なぜ避けていたかというと、御大Milesの作品については、プロからアマまで、あまりにも多くの評論家・レビュワー達が隅から隅まで語り尽くしていることと、中でも本作はうるさがた心からの Milesファンの方々にとっては評価が芳しくない作品だから。
例えばJazz好きな知人と雑談していて、Milesの作品の中でどれが好きかと問われ、本作の名前を挙げたりした瞬間に会話は止まり、知人の視線は彷徨い、しばしの沈黙の後、「あ、ところでさ、このあいだレコード屋で面白いもの見つけたんだけど」とか全く別の話題が唐突に提示されて、まるで本作の話題なんて何も無かったのごとく雑談が続けられる・・・、まあ相当誇張しているけどそういう扱いを受ける作品だったりする・・・かもね。
70年代後半の御大は、Jazzシーンからすっかり退場してしまっていた。表面的には酒とクスリでボロボロになっていたのが理由だが、まあそういうものに手を出してしまう真の理由(当時の米国の世相、音楽的煮詰まり、燃え尽き等々)があったんだろうね。そのあたりは世の中の数多のBLOG等に書かれているので各自調べてくだされ。
ここで大事なのは、本作がボロボロになっていたMilesを表舞台にカムバックさせるための周囲の涙ぐましい努力の産物であること。そしてMiles自身ももがきながら作品を作っていく中で、エンジンに再び火がともり、若手ミュージシャンを取り入れながらその後の活躍に通じるクロスジャンルな作風を開拓していったこと。本作を Miles のソロ作としてではなく、Vincent Wilburn、Robert Irving III、Marcus Miller 等によるプロジェクトものとして聴くと、色々感じるところがあるよ。
Miles Davis(tp) 以外の参加ミュージシャンは、前述の Vincent Wilburn(ds)、Felton Crews(b)、Robert Irving III(syn)、Randy Hall(syn, vo) のA組と、Al Foster(ds)、Marcus Miller(b)、Sammy Figueroa(perc)、Bill Evans(ss) のB組が曲によって参加。他にギタリストとしてTr.1 だけ Mike Stern 、他のTrは Barry Finnerty が弾いている。

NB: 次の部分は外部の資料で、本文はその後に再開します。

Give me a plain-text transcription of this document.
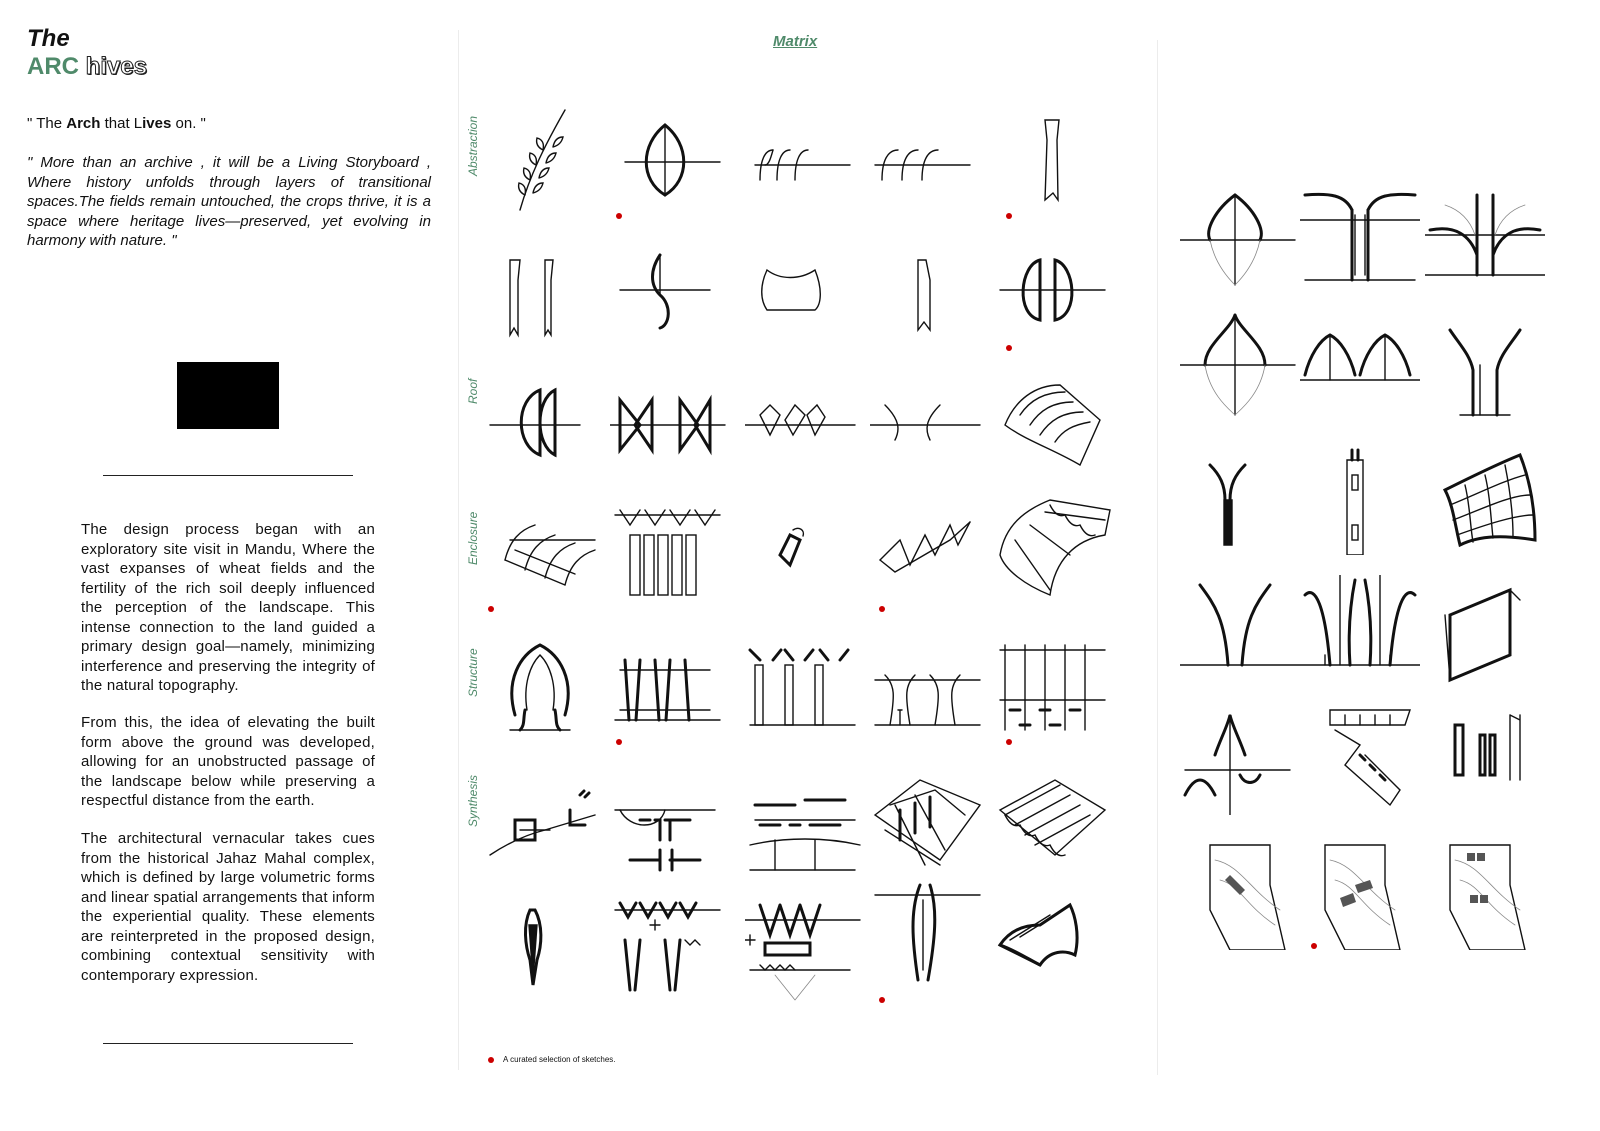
The
ARC hives
" The Arch that Lives on. "
" More than an archive , it will be a Living Storyboard , Where history unfolds through layers of transitional spaces.The fields remain untouched, the crops thrive, it is a space where heritage lives—preserved, yet evolving in harmony with nature. "
The design process began with an exploratory site visit in Mandu, Where the vast expanses of wheat fields and the fertility of the rich soil deeply influenced the perception of the landscape. This intense connection to the land guided a primary design goal—namely, minimizing interference and preserving the integrity of the natural topography.
From this, the idea of elevating the built form above the ground was developed, allowing for an unobstructed passage of the landscape below while preserving a respectful distance from the earth.
The architectural vernacular takes cues from the historical Jahaz Mahal complex, which is defined by large volumetric forms and linear spatial arrangements that inform the experiential quality. These elements are reinterpreted in the proposed design, combining contextual sensitivity with contemporary expression.
Matrix
Abstraction
Roof
Enclosure
Structure
Synthesis
A curated selection of sketches.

このA組、B組ってのは、要するに最初はA組で作り始めたのだけど、Miles のエンジンがかかってくると色々物足りなくなってきて、凄腕の若手を呼んできてB組に入れ替えていったという経緯。つまりこのアルバムに収録された6曲の録音中に、御大の「復活」が現在進行系で記録されているわけだ。当初A組で吹き込まれたテープのかなりの部分を、御大が気に入らず廃棄してしまったと聴く。しかし、決してA組のサウンドを気に入らなかったわけではなく、その証拠に次作の Decoy(1983) やその次の You’re Under Arrest(1985) あたりの作品は作曲とアレンジのかなりの部分を Robert Irving III が担っていたりする。廃棄されたマテリアル、聴いてみたいよね~。
Tr.1 Fat Time
初っ端はB組+Mike Stern の演奏。時間軸的には恐らくこれが最後に吹き込まれた曲のはず。というのも、Barry Finnerty が御大の指示に従わずにクビになって Mike が呼ばれたということらしいので。
Marcus Miller のスラップ・ベースが超かっこいい。Al Foster の、スネア中心の乾いたドラミングと素晴らしいマッチング。
そして Mike Stern のハードロックな轟音ギター。
帝王復活アルバムの幕開けを飾る斬新なJazz。
Tr.2 Back Seat Betty
これはB組+Barry Finnerty の演奏。Barry もかっこいい轟音ギターを弾いているよ。
Tr.3 Shout
これがA組+Barry Finnerty の演奏。
作曲のクレジットは Glenn Burris だが、Randy Hall と Robery Irving III の寄与も大。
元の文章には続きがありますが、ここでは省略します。